Thirteen years later, Bo and I have finally become what we aspired to be on those downtown walks: a veterinarian and a writer. Two daughters now lead the pack, and Scoots and Nemo have passed on, leaving Betsy as the last of the three original dogs that we acquired that first year in Raleigh. She is showing her age. She no longer sprints, and her amber eyes have clouded. She is, we have decided, most likely in her last good year of health, and we have proclaimed it the Year of Betsy. She is first in line for choice scraps and car rides. We extend understanding when she rolls in deer excrement or licks the litter box (bad habits die hard). And each morning we let her go outside to do her “work.”

Betsy, you must understand, went from a life in a cage to a life in the city.
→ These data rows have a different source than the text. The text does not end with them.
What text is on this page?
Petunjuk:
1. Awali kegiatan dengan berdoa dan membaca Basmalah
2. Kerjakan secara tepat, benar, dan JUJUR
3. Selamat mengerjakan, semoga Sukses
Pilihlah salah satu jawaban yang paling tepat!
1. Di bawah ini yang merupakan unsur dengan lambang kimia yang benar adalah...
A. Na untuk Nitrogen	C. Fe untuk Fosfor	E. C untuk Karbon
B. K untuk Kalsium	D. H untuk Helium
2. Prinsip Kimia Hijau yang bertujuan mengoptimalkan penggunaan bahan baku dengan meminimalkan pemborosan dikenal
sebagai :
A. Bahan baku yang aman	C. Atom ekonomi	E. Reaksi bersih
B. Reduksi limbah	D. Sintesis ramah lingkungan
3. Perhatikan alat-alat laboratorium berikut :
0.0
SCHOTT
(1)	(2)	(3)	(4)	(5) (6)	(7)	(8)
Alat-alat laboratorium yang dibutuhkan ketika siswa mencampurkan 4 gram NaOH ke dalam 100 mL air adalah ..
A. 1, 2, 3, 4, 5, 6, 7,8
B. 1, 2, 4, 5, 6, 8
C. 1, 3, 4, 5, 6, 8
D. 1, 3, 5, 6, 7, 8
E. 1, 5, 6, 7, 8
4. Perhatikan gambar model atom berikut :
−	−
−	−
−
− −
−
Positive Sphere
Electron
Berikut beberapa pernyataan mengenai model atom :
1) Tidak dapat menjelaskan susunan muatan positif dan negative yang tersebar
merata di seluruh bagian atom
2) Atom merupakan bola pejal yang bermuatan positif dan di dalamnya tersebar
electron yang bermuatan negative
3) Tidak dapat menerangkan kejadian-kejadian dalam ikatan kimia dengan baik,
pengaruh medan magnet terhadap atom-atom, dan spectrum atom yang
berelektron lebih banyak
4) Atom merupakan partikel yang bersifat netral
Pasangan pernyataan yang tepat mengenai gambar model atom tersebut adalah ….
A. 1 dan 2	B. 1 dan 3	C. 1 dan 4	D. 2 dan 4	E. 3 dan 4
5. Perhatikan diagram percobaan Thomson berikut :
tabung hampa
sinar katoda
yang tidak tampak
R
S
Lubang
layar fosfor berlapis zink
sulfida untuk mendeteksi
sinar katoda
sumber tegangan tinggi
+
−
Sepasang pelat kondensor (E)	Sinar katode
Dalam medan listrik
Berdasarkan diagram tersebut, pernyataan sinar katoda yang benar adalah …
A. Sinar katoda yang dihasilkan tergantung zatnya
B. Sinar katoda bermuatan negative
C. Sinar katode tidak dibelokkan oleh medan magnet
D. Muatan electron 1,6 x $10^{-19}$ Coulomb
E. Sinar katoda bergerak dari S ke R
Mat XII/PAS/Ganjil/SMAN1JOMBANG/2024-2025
Then, seven years ago, we moved to a remote corner of southern Vermont, where she could roam wild and free on my husband’s family farm. Now the tips of her brown coat turn golden from sun exposure. She begs to leave the house first thing in the morning, often so driven to get out that she forgoes breakfast.

What is her work? We aren’t sure. And occasionally it’s intense enough to earn her labels of “manic” and “senile.” But whatever it is, it’s important to her, and she heads outside with a yip, her freckled muzzle to the ground. In the morning it seems as if she may be tracking our free-range chickens. By afternoon, we figure she is possibly tracking herself. But if you saw the sheer enjoyment in her movements, you would feel what I feel: admiration. She is master of her day.

Things I appreciate about Betsy in her later years: She speaks her mind. She’s discerning with her affection, but never vicious. She doesn’t walk; she shuffles, but keeps a brisk pace when headed uphill. She has an oddly put-together body, a well-built barrel chest and spindly legs. She knows how to say “please” using her eyes. She likes sunbathing and often looks like she’s happily melting into the driveway on summer days. She picks up odd things in her fluffy tail: burs, pollen, seeds, corn silks, large tree limbs. But what I most admire is her bravery.

Though small, she is the first to respond to new people on the property, to the UPS man’s chagrin. She never bites, but follows, training her intense yellow eyes on perceived intruders. Once on a hike with Bo’s parents in Vermont on Christmas, we let her off leash, only to lose her for an hour in the snow. Later, we found her standing at the precarious top of an iced-over waterfall.

During a biblical thunderstorm in Raleigh one evening—the kind where the sky went dark green and high winds blew pecans into the side of our house like shrapnel—Betsy let herself out the dog door. The other dogs were hiding in their beds. I went to the window to watch as Betsy, trembling a little herself, began barking back at the thunder, a small, solitary dog in the middle of a muddy backyard.

Her bold, dutiful gesture reminded me of Faulkner’s passage about a hunting dog in my favorite short story, “The Bear.” The dog had approached a nearly mythical bear and tried to tree him, coming home worse for the wear. “Put off as long as she could having to be brave,” Faulkner writes, “knowing all the time that sooner or later she would have to be brave to keep on living with herself.”

I don’t know what Betsy does on her own time, these mornings of devoted work, only that she doesn’t need a pack to accomplish it. She never has. Betsy has always been a big dog in a small dog’s body. Above all, she possesses great dignity, and throughout this last good year, we intend to honor it.